Artificial Imagination: Deconstructing Style

Aim and Goals

The aim of this project follows the motivations of providing one answer to the complicated questions we see today about AI art: 

The purpose of Artificial Imagination is to take a look into the interaction between my own self-made art and that of a machine interface, trained solely with my own works. It cannot exist without my own input, as I must always give it an input image for it to then transform, as I view AI like any other tool: a tool that can be used in artistic contexts. They are not meant to replace the people making the works.

I hope that in these explorations of transforming images based on my already existing work that we can get more insight into the human-machine interface, not only in terms of us trying to train the machine, but also how we take the outputs from the machine to influence our own works, in this circular motion. Rather than looking vertically at the advancement of AI generated text-to-image models popularly seen today, I challenge the audience to think more laterally: how can we involve certain processes to not only inspire us, but even to learn in ways humans cannot access by themselves?

As such, when it comes to exhibition, I hope to share more than just transformed images: I hope to be present and create pieces live, even printing them out to hang on the wall behind me. I also hope that a durational aspect can be seen here--because of the nature of training and datasets, I hope at one point to cut off the model from outside art, to allow it to evolve on its own generations, now purely interfacing with my own drawn inputs, and its own outputs.

Conceptual

Example Applications of Pix2Pix 

(Phillip Isola et al, 2017)

In short summary, this evolving piece involves the use of an image-to-image generative adversarial network known as Pix2Pix.
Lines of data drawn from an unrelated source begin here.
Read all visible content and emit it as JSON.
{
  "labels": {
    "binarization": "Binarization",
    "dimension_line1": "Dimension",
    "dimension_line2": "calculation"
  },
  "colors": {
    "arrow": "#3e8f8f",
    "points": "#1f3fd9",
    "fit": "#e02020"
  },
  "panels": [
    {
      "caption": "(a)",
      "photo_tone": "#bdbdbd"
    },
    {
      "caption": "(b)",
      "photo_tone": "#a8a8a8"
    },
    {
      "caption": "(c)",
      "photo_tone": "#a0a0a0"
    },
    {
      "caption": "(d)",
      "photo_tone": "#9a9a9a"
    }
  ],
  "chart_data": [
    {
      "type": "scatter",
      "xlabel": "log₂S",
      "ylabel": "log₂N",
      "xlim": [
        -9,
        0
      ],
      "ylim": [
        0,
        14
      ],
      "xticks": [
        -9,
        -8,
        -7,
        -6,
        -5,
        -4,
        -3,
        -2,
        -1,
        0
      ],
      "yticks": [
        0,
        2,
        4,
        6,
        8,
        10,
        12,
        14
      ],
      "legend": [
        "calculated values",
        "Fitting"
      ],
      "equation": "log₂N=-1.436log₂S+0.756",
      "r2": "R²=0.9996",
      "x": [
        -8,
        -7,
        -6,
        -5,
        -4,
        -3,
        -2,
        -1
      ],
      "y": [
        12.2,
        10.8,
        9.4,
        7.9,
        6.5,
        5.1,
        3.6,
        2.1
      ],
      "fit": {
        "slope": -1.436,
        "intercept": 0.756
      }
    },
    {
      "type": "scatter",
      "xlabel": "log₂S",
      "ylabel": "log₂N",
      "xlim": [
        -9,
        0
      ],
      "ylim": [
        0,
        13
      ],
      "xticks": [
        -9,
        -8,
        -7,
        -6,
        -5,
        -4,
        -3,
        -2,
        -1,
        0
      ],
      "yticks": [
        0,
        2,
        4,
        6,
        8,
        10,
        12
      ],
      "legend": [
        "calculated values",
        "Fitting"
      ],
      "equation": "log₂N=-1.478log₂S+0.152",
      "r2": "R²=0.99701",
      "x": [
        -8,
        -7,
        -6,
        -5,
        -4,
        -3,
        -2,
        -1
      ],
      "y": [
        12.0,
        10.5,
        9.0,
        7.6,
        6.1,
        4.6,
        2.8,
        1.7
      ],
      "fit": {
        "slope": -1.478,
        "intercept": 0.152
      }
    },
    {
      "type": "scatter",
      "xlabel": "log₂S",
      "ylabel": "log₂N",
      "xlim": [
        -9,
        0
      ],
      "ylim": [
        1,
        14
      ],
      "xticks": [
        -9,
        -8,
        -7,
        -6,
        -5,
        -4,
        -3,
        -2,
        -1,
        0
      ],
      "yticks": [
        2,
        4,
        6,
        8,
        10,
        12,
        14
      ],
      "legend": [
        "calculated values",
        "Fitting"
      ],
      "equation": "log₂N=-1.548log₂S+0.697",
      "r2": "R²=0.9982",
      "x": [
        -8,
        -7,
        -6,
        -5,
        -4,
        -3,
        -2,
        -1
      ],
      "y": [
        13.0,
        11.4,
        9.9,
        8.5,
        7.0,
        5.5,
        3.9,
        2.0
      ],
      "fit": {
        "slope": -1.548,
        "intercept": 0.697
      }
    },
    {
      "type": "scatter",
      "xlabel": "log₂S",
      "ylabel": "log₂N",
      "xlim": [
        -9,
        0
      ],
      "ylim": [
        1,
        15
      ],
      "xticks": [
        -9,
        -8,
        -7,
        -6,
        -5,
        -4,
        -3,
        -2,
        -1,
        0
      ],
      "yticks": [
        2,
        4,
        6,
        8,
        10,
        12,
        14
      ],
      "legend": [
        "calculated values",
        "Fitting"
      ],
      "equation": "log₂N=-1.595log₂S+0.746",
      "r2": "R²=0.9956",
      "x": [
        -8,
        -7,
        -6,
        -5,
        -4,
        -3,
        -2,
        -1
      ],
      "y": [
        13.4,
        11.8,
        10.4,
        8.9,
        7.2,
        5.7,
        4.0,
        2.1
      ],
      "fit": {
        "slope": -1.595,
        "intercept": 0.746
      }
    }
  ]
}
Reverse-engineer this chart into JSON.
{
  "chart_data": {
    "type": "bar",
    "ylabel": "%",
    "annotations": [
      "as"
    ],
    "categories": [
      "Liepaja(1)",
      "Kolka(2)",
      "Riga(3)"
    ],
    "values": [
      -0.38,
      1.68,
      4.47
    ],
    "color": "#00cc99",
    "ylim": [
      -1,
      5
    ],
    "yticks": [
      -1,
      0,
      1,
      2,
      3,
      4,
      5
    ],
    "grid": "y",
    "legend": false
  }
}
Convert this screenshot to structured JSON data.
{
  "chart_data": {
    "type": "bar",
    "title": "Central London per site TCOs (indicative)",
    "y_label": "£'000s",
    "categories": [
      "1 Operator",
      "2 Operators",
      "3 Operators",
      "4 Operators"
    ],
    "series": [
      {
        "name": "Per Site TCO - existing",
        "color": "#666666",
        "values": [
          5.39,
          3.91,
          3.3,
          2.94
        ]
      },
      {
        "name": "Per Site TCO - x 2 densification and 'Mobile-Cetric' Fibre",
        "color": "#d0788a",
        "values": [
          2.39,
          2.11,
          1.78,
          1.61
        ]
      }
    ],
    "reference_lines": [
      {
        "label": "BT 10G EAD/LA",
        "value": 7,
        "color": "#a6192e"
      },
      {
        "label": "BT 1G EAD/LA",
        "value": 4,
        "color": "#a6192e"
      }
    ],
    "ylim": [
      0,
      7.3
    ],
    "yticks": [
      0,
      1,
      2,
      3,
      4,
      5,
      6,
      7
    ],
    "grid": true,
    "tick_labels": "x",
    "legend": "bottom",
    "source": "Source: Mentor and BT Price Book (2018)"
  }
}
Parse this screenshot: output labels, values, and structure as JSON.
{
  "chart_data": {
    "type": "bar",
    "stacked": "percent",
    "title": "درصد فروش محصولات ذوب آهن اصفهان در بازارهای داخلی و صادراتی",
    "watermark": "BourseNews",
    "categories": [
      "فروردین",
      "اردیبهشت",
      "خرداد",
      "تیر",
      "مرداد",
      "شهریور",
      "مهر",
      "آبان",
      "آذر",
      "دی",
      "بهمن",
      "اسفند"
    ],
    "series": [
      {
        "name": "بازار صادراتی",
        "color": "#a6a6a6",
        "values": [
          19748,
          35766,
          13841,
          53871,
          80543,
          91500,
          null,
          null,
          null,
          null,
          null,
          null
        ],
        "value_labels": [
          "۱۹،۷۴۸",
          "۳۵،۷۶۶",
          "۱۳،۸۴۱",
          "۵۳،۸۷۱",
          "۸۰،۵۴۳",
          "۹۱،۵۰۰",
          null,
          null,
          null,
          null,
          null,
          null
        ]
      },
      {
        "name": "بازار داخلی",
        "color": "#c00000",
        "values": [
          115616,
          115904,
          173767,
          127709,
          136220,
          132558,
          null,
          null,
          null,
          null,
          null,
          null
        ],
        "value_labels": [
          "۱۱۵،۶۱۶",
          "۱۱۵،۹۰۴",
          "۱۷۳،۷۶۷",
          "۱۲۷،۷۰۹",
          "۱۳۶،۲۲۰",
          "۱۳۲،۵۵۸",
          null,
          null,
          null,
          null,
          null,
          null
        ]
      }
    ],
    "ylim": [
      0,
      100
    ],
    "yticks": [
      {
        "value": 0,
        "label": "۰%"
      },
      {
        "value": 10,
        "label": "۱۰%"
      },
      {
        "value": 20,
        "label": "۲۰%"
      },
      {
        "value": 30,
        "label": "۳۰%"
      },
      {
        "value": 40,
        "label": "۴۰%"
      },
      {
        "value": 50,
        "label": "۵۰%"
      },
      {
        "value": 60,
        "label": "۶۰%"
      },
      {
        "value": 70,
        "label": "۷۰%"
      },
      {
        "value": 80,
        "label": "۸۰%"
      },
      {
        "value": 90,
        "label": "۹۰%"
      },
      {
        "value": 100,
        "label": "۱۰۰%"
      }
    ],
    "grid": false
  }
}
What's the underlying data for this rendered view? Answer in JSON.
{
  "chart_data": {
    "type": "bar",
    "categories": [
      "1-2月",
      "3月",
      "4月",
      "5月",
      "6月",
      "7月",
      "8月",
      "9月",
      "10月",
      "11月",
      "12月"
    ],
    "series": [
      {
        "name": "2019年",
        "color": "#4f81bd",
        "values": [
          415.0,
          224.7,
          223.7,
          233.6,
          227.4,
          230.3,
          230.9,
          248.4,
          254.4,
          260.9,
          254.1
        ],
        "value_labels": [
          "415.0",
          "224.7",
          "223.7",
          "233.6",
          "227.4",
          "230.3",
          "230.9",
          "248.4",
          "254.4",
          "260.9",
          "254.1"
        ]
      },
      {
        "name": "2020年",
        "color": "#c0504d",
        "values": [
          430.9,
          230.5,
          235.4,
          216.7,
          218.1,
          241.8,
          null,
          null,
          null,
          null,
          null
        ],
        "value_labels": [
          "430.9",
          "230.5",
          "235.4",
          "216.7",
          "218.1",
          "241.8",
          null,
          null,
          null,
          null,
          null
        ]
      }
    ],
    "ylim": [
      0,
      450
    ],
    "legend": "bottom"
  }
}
Pix2Pix, in essence, needs an input and output image to train on initially, then when the user gives it a new piece of input, it will try to bridge the gap based on the dataset it was trained on. As such, one could see this in a sense similar to mapping or translation, with examples in the original paper defined with, say, transforming Google Earth satellite images to their Map counterparts.

As such, I map my own art into the dataset, fully knowing the limitations and biases of machine learning, such as the need for a large dataset but also a very good variety in that said dataset. However, what if we flip this on its head? What if embrace the imperfections and run with the interesting results from it?

For example, I am mostly a character artist: training it to translate sketch to full piece may have some interesting results if I, say, try to tackle abstract art in my sketches. How would one even go about sketching abstractions? In a sense, I wish to use my character driven mindset and push it through a machine to think in ways I may find alien or hard to understand. In doing this too, I marry the idea of abstraction in art to the concept of abstraction in computing.